Pese a lo que Holmes estaba diciendo, sí que reparé en algunos cambios: una de las mesitas auxiliares había sido enderezada y en ella se apilaban unos cuantos telegramas. Holmes se lanzó sobre ellos como un halcón, y yo paseé con curiosidad la mirada por unas estanterías que habían escapado al ataque de la tarde pero que ahora aparecían vacías, sus contenidos desparramados por el suelo como si por la salita hubiera pasado un minúsculo pero potente huracán.
Holmes, leyendo los telegramas, emitió un “¡Ja!” de satisfacción, siguió mi mirada, y leyó con facilidad mis pensamientos.
—No busque más culpable que a mí, Watson —dijo con una sonrisa que se le borró casi inmediatamente—. Tras recibir la nota me temo que maltraté bastante mis pobres índices hasta encontrar la información que buscaba. Pero atendamos primero a sus necesidades, amigo mío.
En menos tiempo del que se tarda en decirlo me encontré de nuevo en el sillón que había ocupado unas horas antes. Con la señora Hudson ausente Holmes echó mano de uno de sus pubs favoritos, The Drunken Llama, y consiguió que uno de sus Irregulares nos subiera un refrigerio consistente en pan, jamón, queso, manzanas y sidra, todo lo cual devoré con ganas. Al finalizar, sintiéndome casi humano, me arrellané en el sillón acunando la jarra de sidra entre las manos y di por buenos todos los secuestros del mundo.
Holmes, a mi lado, había mordisqueado apenas un poco de pan y parecía en peor estado que yo, con sus ropas manchadas y las señales de la pelea marcadas en su cara pálida. Sin embargo su expresión ávida no traicionaba cansancio alguno mientras revisaba un par de telegramas, sonriendo para sí.
—Es lo que imaginaba, Watson. ¡Mi caso está completo!
—¿El abrigo? Me cuesta creer, Holmes, que una prenda de ropa haya traído tanta violencia a nuestra puerta.
—No es tanto la prenda en sí como los agentes elegidos para averiguar su secreto. George Bull es un hombre peligroso, Watson: inteligente, rápido de reflejos, y nada reacio a usar la violencia. Su asociado, por cierto, se llama Edward Hart y no es más que músculo de alquiler. Podemos olvidarnos de él. Pero sin George Bull este caso hubiera sido resuelto con mucha menos destrucción de propiedad —Holmes paseó una mirada algo melancólica por los restos de su vivienda y luego me miró de soslayo—, y menos peligro para mis amigos.
Agité una mano.
—Olvide eso, Holmes, se lo ruego. Dígame qué ha averiguado, por favor.
Holmes asintió, apoyando los codos en los brazos del sofá y juntando las yemas de los dedos en la postura que tan familiar me era; con su disfraz y sus heridas el efecto era algo incongruente.

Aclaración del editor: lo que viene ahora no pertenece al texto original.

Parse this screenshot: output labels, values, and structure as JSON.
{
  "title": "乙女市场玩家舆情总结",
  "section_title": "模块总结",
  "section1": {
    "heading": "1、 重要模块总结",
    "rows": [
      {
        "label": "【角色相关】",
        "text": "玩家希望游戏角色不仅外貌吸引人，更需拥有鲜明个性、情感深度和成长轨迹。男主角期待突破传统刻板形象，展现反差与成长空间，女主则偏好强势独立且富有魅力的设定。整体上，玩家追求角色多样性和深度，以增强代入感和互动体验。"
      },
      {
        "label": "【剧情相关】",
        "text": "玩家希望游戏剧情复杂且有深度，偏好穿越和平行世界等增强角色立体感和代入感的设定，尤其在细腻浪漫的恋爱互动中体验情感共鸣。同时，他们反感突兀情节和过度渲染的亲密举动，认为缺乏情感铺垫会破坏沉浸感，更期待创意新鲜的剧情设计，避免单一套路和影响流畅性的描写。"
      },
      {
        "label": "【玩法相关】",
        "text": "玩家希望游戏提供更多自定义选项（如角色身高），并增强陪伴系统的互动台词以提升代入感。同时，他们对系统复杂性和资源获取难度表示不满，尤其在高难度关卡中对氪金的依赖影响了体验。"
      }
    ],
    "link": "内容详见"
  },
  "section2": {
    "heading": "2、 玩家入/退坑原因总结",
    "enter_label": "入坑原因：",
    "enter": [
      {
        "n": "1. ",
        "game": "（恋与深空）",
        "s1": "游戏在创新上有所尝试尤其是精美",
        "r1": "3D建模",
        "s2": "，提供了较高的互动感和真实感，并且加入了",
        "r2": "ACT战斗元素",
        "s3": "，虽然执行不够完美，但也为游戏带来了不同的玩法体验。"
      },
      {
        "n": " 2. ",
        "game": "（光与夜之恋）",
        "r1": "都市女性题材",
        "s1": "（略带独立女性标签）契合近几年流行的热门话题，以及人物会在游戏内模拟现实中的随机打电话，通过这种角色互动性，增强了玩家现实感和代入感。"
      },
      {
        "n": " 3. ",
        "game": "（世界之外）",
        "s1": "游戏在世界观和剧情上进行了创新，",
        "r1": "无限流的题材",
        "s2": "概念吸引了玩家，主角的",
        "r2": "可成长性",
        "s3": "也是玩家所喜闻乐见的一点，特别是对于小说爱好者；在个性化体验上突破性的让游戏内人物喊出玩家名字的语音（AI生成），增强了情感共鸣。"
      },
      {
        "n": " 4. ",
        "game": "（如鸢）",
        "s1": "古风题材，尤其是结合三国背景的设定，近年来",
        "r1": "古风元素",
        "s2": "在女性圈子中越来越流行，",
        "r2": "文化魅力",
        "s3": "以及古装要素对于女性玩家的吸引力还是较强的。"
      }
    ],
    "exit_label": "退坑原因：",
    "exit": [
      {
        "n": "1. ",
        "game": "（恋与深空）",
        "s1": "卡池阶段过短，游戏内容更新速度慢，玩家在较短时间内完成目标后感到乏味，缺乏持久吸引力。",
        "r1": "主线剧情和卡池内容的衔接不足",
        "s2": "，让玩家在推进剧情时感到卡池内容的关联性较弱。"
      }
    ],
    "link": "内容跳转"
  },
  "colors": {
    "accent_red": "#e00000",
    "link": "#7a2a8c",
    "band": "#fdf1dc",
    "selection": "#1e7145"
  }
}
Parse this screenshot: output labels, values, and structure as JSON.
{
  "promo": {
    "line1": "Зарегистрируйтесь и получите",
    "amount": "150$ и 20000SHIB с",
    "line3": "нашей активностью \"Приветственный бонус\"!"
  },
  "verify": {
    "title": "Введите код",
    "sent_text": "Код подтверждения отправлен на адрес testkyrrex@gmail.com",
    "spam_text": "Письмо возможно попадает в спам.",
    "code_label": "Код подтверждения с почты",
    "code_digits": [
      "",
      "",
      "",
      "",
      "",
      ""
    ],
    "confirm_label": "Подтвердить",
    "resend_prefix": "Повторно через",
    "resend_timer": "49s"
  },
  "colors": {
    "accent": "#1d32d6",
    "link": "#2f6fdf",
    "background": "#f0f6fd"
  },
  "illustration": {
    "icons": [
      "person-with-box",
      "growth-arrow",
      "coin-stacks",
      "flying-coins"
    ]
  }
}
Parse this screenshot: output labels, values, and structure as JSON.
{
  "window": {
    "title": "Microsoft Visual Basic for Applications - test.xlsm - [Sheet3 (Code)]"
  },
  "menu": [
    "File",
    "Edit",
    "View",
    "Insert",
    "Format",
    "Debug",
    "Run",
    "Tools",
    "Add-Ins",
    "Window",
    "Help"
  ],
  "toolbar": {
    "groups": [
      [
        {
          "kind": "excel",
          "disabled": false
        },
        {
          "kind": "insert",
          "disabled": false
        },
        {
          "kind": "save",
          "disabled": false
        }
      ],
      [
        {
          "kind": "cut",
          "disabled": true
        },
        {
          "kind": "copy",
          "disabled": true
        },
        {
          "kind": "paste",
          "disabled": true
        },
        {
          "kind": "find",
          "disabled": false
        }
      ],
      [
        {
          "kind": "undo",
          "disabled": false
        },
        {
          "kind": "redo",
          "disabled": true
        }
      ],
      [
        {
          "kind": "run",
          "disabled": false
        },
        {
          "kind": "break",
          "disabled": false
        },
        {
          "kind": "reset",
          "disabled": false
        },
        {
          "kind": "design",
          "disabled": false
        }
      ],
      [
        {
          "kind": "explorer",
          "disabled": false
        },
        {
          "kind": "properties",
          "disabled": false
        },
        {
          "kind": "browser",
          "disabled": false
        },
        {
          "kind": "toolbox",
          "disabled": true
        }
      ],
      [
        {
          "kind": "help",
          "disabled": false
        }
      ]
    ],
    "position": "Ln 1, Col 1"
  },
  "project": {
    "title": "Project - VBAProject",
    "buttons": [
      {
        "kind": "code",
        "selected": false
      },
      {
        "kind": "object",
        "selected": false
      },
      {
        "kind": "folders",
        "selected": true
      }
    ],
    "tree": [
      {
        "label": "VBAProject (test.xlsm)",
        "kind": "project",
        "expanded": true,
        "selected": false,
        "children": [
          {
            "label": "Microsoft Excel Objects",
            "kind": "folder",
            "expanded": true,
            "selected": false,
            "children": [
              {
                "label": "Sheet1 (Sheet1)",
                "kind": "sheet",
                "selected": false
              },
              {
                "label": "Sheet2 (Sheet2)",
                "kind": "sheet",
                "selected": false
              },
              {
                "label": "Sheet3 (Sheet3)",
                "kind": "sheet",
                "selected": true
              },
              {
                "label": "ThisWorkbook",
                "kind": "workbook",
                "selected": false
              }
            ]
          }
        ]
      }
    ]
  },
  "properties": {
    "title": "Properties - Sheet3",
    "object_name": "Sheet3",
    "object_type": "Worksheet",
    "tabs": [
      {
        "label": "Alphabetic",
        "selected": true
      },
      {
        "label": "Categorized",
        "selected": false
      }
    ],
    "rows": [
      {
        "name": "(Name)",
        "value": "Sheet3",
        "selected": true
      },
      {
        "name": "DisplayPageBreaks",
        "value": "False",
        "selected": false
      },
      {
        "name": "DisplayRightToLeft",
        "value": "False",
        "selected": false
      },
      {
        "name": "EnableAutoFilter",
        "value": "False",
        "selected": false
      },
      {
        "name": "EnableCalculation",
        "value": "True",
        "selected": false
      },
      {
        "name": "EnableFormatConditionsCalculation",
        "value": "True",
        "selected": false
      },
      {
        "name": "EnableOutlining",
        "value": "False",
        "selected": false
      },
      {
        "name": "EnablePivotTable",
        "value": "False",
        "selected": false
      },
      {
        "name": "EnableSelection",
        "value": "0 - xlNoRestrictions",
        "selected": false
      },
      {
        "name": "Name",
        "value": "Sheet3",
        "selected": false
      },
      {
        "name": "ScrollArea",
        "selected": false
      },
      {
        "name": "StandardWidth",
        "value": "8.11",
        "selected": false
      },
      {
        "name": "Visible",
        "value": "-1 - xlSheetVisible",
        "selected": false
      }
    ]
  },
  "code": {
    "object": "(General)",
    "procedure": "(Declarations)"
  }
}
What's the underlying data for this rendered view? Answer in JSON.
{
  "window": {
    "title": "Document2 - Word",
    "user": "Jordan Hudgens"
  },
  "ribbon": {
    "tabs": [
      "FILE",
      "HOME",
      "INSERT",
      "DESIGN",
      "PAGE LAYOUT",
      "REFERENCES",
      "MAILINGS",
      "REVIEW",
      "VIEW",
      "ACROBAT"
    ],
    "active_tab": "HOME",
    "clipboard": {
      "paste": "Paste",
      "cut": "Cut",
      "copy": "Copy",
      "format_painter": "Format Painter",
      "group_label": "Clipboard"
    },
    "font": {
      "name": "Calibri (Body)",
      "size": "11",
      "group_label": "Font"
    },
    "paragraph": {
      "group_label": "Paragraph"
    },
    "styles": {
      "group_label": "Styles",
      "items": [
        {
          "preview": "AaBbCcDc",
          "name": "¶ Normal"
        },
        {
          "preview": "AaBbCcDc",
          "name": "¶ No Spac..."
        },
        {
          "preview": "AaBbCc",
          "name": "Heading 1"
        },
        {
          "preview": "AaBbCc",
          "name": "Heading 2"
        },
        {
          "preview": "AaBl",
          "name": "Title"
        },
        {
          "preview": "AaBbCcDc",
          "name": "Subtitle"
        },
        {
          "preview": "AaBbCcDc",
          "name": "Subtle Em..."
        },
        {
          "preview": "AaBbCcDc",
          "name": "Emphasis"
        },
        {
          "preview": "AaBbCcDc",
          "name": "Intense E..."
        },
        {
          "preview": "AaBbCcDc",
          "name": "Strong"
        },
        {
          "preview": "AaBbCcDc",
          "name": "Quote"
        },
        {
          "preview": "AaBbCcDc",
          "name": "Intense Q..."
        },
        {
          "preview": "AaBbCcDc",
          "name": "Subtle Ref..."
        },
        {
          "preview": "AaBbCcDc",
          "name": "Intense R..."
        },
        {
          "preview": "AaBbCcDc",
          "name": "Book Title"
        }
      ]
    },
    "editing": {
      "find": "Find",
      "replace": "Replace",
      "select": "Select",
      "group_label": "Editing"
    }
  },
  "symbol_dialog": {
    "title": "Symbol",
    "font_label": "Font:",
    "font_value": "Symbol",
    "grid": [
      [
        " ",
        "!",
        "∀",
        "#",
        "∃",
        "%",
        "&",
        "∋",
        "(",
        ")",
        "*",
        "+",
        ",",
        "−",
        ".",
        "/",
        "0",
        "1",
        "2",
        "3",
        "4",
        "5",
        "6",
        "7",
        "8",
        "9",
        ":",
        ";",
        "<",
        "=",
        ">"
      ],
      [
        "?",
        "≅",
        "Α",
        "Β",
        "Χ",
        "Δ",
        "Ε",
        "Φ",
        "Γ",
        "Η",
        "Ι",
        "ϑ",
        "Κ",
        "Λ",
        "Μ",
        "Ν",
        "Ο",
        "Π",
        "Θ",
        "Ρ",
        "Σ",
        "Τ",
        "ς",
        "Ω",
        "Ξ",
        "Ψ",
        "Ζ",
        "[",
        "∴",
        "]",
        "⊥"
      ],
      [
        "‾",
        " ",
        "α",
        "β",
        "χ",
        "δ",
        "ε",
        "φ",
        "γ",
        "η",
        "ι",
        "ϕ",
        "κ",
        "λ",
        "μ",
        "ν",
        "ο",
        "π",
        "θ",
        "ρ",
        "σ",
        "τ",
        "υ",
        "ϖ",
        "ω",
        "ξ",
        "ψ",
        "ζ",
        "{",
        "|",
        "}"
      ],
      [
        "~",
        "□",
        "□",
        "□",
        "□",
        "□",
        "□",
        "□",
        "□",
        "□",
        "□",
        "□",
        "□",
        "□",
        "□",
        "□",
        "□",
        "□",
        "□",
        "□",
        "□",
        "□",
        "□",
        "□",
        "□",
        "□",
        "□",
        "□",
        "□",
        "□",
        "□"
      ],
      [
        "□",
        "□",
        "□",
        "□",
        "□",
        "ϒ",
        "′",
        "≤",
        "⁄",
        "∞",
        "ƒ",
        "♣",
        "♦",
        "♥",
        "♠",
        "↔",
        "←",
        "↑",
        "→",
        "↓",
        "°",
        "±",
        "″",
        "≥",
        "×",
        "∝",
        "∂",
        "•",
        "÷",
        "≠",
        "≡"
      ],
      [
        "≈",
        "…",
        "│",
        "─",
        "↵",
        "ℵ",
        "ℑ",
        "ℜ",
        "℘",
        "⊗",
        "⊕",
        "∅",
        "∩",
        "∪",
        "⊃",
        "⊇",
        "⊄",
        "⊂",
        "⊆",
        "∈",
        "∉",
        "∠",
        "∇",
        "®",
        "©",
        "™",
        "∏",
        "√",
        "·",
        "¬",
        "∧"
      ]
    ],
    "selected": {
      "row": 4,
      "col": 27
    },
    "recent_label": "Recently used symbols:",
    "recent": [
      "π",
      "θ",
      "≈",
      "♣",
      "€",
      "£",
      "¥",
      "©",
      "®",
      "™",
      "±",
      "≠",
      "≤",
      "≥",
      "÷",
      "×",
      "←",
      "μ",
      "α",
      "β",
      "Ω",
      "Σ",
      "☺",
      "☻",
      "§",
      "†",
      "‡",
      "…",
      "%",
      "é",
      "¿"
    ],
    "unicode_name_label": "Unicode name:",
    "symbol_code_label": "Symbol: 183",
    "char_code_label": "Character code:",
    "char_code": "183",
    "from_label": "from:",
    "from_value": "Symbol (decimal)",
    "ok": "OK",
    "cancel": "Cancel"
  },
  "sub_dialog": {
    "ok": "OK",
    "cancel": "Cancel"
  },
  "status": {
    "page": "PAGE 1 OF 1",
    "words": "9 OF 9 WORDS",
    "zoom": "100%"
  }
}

—Ya habíamos determinado que su falso atraco no tenía más objeto que atraer mi atención sobre el abrigo. Claramente alguien quería que Sherlock Holmes, el sabueso, el famoso detective —la expresiva boca de mi amigo se plegó en un gesto sardónico—, averiguara qué tenía de especial. Por tanto, no podía ser un secreto sencillo de desentrañar.
“También sabe usted que hasta que nos despedimos hace unas horas yo estaba totalmente a oscuras respecto a qué secreto podía ocultar el abrigo. Que ocultaba uno es evidente, pero sin tener idea de su naturaleza me encontraba sin indicios sobre por dónde empezar. Y así hubiera seguido, probablemente, si usted no hubiera tenido la amabilidad de curarme la mano.”
—¿La mano?
Holmes alargó la mano que se había herido en la pelea, aún cubierta por un vendaje sucio que me hizo fruncir el ceño.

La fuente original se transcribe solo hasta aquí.